The Dalai Lama, however, considers his return as "the least important question," says Pico Iyer, who recently published a book based on a series of conversations with the Tibetan leader. "He says that his only real concern is the welfare of the 6 million Tibetans."
Either way, on Monday, the day before Tibetans worldwide mark the anniversary of his flight, Tibetan monks in the Indian town of Dharamsala, home of the Tibetan "government-in-exile," led "long life prayers" for the Dalai Lama, who turns 74 in July.
In a bid to forestall protests marking the anniversary, the Chinese government has blanketed Tibet and neighboring Tibetan-inhabited areas with Army and police forces, according to reports by local residents. The authorities say they are determined to prevent a repetition of the unrest that spread widely across the Tibetan plateau a year ago this week.
The heavy security presence, and the ban on foreigners entering Tibet or neighboring provinces that has been in force for several weeks, according to travel agents, cast doubt on Chinese claims that ethnic tensions are not high. In addition, two police cars were damaged by explosive devices Monday in the heavily Tibetan western district of Qinghai Province, the official Xinhua news agency reported.
"The stringent security indicates a failure of Chinese policy on Tibet," argues Kate Saunders, spokeswoman for the International Campaign for Tibet (ICT), which advocates greater freedom for Tibetans.
Meanwhile, the Dalai Lama has himself acknowledged the "failure" of his own policy of talks with Beijing that have yielded no results. "Our approach never affects the inside situation" he told reporters in Japan last November. "Things are not going well."
The perspectives expressed by the Dalai Lama and Chinese officials on Tibet could not clash more directly. The man who acts as his people's spiritual and political leader talks of "cultural genocide" by the Chinese, and warns that Tibet's "ancient culture and ancient civilization are now dying."
The Chinese authorities, at least in their more polite moments, claim that since the Dalai Lama's "system of theocratic feudal serfdom" was overthrown by Beijing 50 years ago, Tibet "has experienced a process from darkness to lightness," in the words of a government report issued last week.
More bluntly, some senior officials have taken to referring to the Dalai Lama as "a beast" set on snatching Tibet away from Chinese sovereignty. The stepped up vitriol, such as a recent editorial in the official Tibet Daily calling on people to "firmly crush the savage aggression of the Dalai clique," "makes the possibility of the Dalai Lama's return seem quite remote at the moment," says Ms. Saunders.
The Dalai Lama himself has acknowledged that "for the short term, the Tibet issue is hopeless," but still holds out hope that "when the time comes I will return with a reasonable degree of freedom" and hand over all his authority to a local government in Tibet running an autonomous administration under Chinese sovereignty.

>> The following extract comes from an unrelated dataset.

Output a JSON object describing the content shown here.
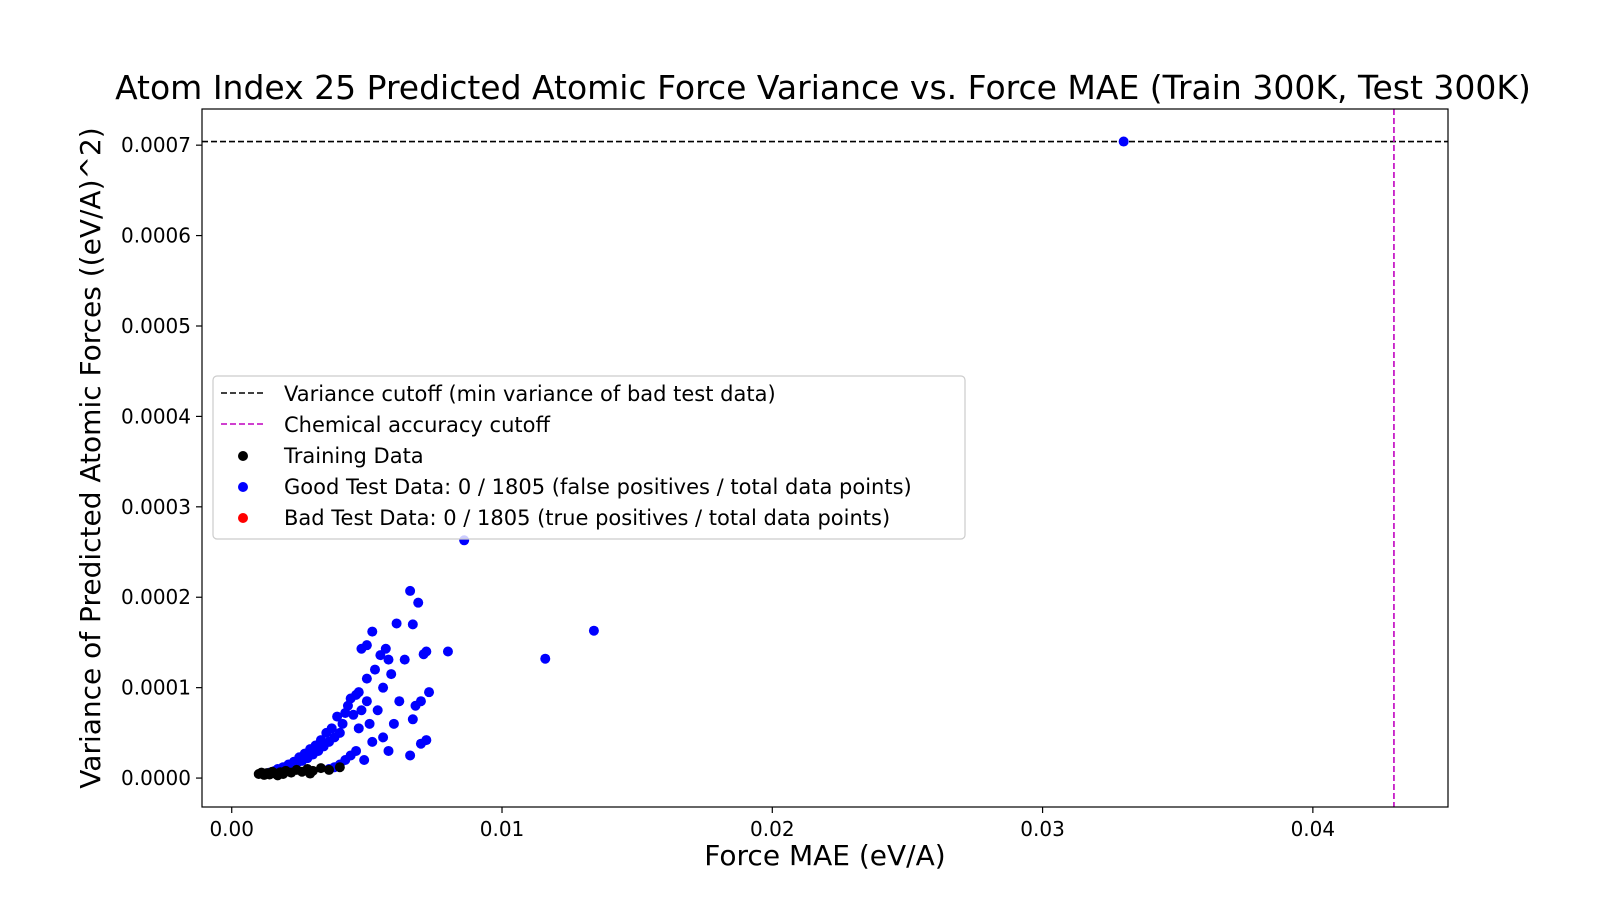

At the same time, says Mr. Iyer, the Dalai Lama worries that his mere presence in Tibet would act as "a magnetic center" for anti-Chinese sentiment. His reception, likely to be ecstatic, would only dramatize the way in which many Tibetans feel loyal to him and not Beijing, and distract from resolving the deeper problems faced by Tibetans.
In Tibet itself and in Tibetan areas nearby, the Dalai Lama has become "the central image in protests," says Professor Barnett, suggesting that as political discontent spreads "increasingly a lot of people want him back under any conditions, even if it achieves nothing with the Chinese.
"The feeling that Tibet is deeply incomplete without him being there is a very strong feeling and it seems to be growing," Barnett adds, although there seems to be no chance that the Chinese government would let the Dalai Lama do more than visit Tibet occasionally, even if he lived in Beijing.
Tibetans' anxiety is sharpened by their leader's age and apparently weakening health; he has spent time in Indian hospitals four times over the past year, and has recently trimmed his busy schedule of meetings, teaching, and foreign trips.
There is a suspicion among foreign analysts of Chinese policy toward Tibet that Beijing has no intention of seriously seeking a solution to the problem and is planning simply to wait for the Dalai Lama to die. His successor, after all, would enjoy none of the international kudos, domestic devotion, or diplomatic experience that gives the Dalai Lama his political strength.
That would be unwise, cautions Iyer. "The Dalai Lama's fear is that once he and his restraining influence are gone, Tibetans will act on their frustrations, and maybe act violently," he says.
Since the last round in November, talks between top Chinese officials and delegates of the Dalai Lama, which have occurred sporadically since 2002, appear at an impasse. The Chinese side has repeatedly refused the Tibetans' demands to discuss the outlines of Tibetan autonomy, calling that plan "covert independence" and a violation of Chinese sovereignty.
Frustration at the lack of progress in these talks, and general political discontent, seems to be deepening among many Tibetans, say Barnett, pointing to the geographical spread of demonstrations last year and to continued reports of protests.
"Things are more critical than they have been for many, many years," Barnett warns. "This is a tinderbox, and the Chinese are very aware of that."